Canmore Is a Canadian Rockies Historic Outdoor Recreation Destination
It may be hard to believe today, but Canmore, Canada, began life in the late 1800s as a small coal-mining town. Actually many small towns sprung up around this time, as railways grew and began to traverse the Canadian Rockies, connecting Eastern Canada with its Western counterpart. While many coal towns have come and gone, Canmore continues to thrive – on tourism. After the 1998 Calgary Winter Olympics, the secret was out; Canmore’s population grew from around 3,000 people to more than 12,000 today.
Like any city or town located in the Canadian Rockies, Canmore is surrounded by unspoiled natural beauty. In fact some of the best hiking in the region can be found just outside of your Canmore hotel or accommodations. Dramatic mountain vistas, pristine rivers, streams, waterfalls and lakes, and abundant wildlife – everything you need for a vacation getaway or holiday in the Rockies. And after your hike there are plenty of pubs and restaurants for you to choose from in downtown Canmore where you can relax and refuel.

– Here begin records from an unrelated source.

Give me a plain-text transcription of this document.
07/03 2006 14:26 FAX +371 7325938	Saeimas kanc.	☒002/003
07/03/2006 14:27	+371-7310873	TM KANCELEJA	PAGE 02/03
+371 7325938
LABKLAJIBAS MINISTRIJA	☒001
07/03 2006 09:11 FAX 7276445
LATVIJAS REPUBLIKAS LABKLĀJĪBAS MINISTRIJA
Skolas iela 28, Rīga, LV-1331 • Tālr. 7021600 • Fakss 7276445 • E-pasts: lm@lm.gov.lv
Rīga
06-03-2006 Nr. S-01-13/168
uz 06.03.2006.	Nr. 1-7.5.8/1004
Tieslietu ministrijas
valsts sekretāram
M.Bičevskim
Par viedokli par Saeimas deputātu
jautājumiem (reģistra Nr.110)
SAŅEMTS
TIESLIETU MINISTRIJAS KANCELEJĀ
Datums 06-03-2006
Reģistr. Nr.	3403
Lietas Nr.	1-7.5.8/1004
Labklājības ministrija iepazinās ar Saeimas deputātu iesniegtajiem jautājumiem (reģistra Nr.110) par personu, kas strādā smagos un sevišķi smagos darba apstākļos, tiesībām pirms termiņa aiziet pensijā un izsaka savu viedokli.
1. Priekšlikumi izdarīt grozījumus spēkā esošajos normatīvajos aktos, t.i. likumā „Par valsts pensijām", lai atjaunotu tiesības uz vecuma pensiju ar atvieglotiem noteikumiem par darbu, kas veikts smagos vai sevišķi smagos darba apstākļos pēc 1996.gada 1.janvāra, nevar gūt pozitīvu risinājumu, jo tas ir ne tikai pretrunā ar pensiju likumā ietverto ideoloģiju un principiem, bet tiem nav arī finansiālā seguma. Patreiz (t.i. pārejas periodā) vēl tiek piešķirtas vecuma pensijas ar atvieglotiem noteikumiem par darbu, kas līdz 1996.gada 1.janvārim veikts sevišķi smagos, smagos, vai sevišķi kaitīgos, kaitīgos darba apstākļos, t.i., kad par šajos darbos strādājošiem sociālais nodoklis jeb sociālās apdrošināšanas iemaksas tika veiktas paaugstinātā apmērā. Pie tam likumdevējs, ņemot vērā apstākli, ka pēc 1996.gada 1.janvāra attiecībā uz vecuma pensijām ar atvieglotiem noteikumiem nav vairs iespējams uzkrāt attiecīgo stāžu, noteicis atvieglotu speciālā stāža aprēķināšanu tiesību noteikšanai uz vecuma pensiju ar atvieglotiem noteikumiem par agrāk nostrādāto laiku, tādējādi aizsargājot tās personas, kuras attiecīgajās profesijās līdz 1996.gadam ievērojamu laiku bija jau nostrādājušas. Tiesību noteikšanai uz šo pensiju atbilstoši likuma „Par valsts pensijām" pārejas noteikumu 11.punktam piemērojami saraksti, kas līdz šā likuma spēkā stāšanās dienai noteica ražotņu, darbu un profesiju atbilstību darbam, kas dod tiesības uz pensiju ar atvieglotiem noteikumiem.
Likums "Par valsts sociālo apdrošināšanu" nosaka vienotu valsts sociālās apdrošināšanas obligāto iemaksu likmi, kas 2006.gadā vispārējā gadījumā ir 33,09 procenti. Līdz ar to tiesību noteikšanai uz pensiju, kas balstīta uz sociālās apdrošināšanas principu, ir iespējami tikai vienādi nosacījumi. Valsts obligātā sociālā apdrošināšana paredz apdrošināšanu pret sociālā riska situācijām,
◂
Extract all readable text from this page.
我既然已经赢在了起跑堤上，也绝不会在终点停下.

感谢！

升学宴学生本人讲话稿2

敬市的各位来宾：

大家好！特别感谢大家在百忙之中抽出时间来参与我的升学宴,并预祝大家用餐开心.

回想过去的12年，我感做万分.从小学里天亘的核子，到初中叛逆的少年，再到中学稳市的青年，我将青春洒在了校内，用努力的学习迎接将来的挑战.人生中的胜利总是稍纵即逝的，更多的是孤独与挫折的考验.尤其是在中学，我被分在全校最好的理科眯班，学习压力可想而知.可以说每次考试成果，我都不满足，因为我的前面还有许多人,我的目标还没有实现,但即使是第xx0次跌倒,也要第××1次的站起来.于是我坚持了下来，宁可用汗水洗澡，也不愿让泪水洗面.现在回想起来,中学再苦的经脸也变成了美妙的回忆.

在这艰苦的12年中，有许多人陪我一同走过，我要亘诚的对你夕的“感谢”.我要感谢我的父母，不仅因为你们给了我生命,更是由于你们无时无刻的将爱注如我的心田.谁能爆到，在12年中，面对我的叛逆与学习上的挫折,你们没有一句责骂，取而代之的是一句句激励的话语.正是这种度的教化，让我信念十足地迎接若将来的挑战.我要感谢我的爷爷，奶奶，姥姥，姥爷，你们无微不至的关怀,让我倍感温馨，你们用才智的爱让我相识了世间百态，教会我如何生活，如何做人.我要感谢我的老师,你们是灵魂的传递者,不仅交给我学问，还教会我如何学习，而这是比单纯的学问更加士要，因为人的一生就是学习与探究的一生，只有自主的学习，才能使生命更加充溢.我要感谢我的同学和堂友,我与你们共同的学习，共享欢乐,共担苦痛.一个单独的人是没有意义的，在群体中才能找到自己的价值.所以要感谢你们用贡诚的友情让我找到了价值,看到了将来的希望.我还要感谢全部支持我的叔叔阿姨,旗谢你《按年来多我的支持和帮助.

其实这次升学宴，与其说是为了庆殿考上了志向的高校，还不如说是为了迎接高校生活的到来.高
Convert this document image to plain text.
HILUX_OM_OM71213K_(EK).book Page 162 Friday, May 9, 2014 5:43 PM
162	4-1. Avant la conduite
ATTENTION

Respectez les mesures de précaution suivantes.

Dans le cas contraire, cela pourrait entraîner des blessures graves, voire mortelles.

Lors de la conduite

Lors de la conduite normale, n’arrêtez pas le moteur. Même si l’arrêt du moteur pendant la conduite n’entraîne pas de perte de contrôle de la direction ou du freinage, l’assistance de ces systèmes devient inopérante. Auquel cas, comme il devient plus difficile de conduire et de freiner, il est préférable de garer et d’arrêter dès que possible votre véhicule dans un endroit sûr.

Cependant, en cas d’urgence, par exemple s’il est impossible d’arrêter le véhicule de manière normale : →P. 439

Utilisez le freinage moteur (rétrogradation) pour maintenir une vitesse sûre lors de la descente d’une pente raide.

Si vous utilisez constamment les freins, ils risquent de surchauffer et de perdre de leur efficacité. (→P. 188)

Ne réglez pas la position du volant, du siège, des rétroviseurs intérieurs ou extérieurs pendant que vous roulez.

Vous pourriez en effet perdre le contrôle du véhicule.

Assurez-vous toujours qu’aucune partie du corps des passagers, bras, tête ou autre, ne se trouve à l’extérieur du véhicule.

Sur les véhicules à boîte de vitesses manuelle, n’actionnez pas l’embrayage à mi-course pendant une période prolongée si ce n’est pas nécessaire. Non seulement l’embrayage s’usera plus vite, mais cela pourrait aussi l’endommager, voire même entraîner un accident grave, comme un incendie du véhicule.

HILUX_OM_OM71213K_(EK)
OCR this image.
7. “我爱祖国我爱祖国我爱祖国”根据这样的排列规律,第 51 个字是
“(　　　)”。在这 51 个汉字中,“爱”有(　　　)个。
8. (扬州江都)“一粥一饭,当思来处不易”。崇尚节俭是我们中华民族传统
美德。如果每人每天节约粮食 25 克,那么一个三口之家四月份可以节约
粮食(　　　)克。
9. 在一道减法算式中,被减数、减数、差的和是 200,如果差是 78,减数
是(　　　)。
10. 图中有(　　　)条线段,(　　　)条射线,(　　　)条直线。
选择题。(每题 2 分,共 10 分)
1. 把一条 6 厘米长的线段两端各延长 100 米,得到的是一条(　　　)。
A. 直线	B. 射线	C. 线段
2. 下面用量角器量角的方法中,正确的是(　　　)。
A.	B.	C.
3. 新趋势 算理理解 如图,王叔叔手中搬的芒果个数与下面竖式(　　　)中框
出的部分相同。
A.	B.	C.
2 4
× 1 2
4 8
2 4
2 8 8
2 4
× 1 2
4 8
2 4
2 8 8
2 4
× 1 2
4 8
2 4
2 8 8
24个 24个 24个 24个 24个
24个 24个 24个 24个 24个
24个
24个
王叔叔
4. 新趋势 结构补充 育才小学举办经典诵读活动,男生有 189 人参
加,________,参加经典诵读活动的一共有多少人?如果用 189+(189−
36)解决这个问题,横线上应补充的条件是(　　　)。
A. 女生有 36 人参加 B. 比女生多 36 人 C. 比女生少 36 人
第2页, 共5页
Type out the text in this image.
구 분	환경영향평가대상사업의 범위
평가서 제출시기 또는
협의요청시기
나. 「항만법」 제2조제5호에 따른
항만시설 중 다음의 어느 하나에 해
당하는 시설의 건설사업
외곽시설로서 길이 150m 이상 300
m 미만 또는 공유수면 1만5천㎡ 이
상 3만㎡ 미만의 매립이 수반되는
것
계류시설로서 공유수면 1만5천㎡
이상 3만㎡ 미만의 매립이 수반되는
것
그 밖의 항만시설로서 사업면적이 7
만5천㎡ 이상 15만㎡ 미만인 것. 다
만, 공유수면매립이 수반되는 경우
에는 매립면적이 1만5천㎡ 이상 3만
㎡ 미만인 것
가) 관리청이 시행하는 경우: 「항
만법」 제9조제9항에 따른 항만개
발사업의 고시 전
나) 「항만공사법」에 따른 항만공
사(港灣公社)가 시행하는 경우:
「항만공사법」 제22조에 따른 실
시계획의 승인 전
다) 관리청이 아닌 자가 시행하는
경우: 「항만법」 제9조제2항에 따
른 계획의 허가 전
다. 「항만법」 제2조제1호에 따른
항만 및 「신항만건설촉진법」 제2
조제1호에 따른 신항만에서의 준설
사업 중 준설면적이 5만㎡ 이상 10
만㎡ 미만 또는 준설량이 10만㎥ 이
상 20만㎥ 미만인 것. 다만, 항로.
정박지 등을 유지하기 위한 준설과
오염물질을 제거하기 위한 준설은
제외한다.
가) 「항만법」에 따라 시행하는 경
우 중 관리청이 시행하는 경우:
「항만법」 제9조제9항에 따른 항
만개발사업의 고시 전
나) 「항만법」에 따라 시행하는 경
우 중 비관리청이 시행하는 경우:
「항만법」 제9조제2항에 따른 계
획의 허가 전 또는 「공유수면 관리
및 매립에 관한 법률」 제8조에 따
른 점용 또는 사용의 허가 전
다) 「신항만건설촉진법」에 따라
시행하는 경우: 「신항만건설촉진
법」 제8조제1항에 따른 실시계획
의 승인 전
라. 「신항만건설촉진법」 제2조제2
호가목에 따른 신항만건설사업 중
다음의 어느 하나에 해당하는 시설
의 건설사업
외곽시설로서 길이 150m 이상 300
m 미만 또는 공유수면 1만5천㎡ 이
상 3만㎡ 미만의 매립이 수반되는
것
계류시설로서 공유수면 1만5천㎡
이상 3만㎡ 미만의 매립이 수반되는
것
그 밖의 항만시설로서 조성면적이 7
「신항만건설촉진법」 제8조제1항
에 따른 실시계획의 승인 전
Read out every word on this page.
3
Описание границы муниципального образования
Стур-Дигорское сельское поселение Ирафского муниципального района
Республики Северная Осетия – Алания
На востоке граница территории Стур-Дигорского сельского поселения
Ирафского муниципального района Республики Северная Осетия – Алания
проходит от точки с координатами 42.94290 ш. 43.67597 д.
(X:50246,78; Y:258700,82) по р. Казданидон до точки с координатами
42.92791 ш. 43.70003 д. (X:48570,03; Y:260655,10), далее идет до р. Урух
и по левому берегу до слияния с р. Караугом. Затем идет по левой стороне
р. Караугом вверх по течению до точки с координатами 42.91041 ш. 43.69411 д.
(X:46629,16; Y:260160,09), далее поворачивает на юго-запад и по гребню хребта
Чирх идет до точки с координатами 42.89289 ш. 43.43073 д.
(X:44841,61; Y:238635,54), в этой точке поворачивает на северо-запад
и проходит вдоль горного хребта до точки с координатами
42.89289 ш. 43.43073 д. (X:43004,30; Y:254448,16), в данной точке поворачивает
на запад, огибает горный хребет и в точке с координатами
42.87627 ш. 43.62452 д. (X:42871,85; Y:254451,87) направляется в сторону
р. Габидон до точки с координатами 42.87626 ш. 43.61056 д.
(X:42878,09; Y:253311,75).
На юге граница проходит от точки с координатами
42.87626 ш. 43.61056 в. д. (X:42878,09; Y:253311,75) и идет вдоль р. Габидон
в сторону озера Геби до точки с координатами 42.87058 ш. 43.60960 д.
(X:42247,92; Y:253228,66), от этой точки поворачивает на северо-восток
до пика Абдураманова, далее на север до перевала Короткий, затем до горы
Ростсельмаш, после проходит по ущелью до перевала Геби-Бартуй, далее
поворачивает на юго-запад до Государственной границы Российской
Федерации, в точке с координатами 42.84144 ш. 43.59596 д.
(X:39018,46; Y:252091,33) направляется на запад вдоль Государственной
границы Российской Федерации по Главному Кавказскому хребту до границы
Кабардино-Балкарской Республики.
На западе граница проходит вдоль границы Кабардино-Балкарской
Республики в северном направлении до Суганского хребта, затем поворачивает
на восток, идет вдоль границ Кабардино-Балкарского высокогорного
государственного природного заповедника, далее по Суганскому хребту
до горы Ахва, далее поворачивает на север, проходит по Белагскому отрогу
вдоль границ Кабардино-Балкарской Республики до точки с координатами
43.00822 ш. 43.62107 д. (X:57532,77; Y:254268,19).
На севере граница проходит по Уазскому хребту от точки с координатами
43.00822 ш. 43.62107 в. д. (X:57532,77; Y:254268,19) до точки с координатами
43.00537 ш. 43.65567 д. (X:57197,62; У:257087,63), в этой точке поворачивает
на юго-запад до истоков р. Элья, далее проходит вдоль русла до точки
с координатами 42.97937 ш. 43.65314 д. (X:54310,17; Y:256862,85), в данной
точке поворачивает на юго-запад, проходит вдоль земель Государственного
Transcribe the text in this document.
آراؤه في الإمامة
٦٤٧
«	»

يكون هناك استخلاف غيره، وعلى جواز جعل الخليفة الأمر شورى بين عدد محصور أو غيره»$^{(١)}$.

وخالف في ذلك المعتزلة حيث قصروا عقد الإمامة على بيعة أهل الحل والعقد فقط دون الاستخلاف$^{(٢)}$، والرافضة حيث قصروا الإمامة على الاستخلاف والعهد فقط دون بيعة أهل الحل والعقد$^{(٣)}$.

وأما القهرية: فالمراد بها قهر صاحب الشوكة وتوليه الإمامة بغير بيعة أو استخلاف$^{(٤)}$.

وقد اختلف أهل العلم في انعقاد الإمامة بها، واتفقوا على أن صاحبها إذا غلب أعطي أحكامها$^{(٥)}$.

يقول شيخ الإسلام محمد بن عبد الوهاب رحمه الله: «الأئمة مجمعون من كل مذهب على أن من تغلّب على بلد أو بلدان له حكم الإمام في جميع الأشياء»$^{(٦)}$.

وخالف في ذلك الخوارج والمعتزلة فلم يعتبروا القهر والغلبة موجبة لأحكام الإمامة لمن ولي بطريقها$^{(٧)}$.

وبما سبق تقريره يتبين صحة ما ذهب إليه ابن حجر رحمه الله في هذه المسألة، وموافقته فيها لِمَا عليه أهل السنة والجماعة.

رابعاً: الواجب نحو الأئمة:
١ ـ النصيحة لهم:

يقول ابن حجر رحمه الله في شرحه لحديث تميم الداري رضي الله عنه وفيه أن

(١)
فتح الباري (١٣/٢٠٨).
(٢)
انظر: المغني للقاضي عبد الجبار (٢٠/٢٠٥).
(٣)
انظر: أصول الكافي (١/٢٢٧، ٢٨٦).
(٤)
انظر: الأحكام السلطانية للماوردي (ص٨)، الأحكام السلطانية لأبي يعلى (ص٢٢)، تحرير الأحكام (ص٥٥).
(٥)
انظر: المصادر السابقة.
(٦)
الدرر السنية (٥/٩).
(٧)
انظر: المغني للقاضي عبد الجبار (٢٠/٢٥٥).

Canmore is just 25 kilometers southeast of Banff down the Trans Canada Highway where the town straddles the Bow River. At its highest point the town’s elevation is 1,480 meters, or about 14,856 feet. While Canmore resides in the Bow River valley, it is of course surrounded by peaks, such as The Three Sisters, Mount Lady MacDonald, Mount Lawrence Grassi and Grotto Mountain.
Wondering about the name? The town of Canmore wears its Scottish heritage on its sleeve; the name is taken from Malcolm of Canmore, a Scottish king from 1057 to 1093. The name translates literally as “big head.”